Does anyone else think the following – one an honest-to-goodness advertising campaign (from Fallon no less) and one a piss-take of the world without computers – look suprisingly similar?
(And yes, that is Rolf Harris).
The entire cracked photoshop contest is a lot of fun, imagining what the world would be like if the internet disappeared tomorrow. Particularly good is the theatre audience watching a cat doing something cute (a la YouTube) and the real life Rick-rolling.
The Wispa campaign basically says: people like sharing this crap on the internet, now let’s take some pap and shove it on a billboard sign. There’s something interesting in the idea from the point of view of creating salient advertising – each poster will be unusual and might make the passerby wonder what on earth it is about? But – of course – it will also be meaningless to most people.
Salience is important, but… erm… what the hell has it got to do with chocolate bars.
The site explains:
“We’ve decided to give our advertising space to you guys as a thank you for all the love you’ve shown to Wispa.”
“We have bought thousands of billboards all over the UK and Ireland so that you can share your special messages with the world. Yes, that’s right, you let us know your special message and if it gets selected we will post it on a real billboard in the location of your choice.
“So if your mum lives in Birmingham you could post her a special message, say a poem, and we’ll try to give you a site as near to her as possible.”
(It’s for a dog!)
All of them are up on the site. There’s also the ‘gold panel’ of ‘normal’ (there needs to be about five sets of inverted commas around this freak show) people like Cara Stripp. Does anyone older than Cluster (see above), really think that these profiles aren’t made up?

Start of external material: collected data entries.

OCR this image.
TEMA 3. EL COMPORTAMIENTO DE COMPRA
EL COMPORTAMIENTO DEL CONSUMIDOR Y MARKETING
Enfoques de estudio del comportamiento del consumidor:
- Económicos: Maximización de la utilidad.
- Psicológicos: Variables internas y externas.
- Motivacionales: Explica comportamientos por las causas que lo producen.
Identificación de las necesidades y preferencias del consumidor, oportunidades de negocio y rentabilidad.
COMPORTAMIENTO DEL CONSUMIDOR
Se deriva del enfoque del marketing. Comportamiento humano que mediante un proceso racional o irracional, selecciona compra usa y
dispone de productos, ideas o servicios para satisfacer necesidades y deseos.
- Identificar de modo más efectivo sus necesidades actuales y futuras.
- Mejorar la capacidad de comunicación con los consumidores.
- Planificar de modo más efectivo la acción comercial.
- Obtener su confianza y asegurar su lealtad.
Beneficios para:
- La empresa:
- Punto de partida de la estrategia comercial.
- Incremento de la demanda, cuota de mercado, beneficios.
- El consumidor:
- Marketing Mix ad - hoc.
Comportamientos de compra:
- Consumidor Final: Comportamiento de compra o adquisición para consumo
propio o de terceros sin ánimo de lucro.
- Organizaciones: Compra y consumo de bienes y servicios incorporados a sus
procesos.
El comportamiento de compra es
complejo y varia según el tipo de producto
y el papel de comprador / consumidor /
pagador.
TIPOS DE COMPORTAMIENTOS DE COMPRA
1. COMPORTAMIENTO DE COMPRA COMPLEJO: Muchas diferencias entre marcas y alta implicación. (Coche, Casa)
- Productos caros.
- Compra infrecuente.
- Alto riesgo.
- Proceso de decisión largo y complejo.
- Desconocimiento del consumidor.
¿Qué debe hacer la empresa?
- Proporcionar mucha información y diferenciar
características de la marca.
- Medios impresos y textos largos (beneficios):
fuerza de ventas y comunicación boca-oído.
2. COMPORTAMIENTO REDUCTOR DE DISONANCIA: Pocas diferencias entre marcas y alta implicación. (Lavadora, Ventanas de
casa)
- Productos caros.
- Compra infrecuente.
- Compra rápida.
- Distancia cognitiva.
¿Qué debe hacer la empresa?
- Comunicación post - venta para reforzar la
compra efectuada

As you have probably guessed I love Wispa, and was really keen for Cadbury to bring it back. So a few years ago I got involved with the bring back Wispa facebook group, and even though it is now back, I still spend lots of time on the site chatting to other Wispa fans and getting involved wherever I can.
I love Wispa because it’s something that I grew up with and it holds good memories for me. Everyone remembers their favourite sweet as a kid and for me it’s never changed. I like the special texture and just the fact that it tastes so gooooood!
My love of Wispa has become infamous and I often receive Wispas as parts of presents from friends and family. I even have Wispa earrings and a necklace which were specially made for me!
The thought process seems to go along these lines: People are really motivated by social media. People follow recommendations from real people. So if we make up some ‘real people’ and have them recommend us, and then get a sort of weird implied (but not really obvious) recommendation in return for some free poster sites, then everyone will love us.
We’ve said it before but we’ll say it again. The term ‘social media’ is a bit misleading for the advertising types. It is media, but not in the sense of ‘media buying’. You can’t purchase a chunk of it.
It’s certainly a truthful observation that there is a phenomonen around social media that people like it and respond to it, but it does not imply that it can be used for commercial messages. Good commercial messages can be amplified by social media. But that will happen if they’re good, interesting etc; not because they appear to be social in nature. Fallon must know this… it’s the point of the Gorilla.
I find this whole stage of advertising evolution really embarrassing to watch. It’s like a Wispa sponsored X-Factor at Sunderland townhall: “People love X-Factor, let’s get us one of those…. obviously on a smaller scale though, cause we’ve only got a 100k budget”.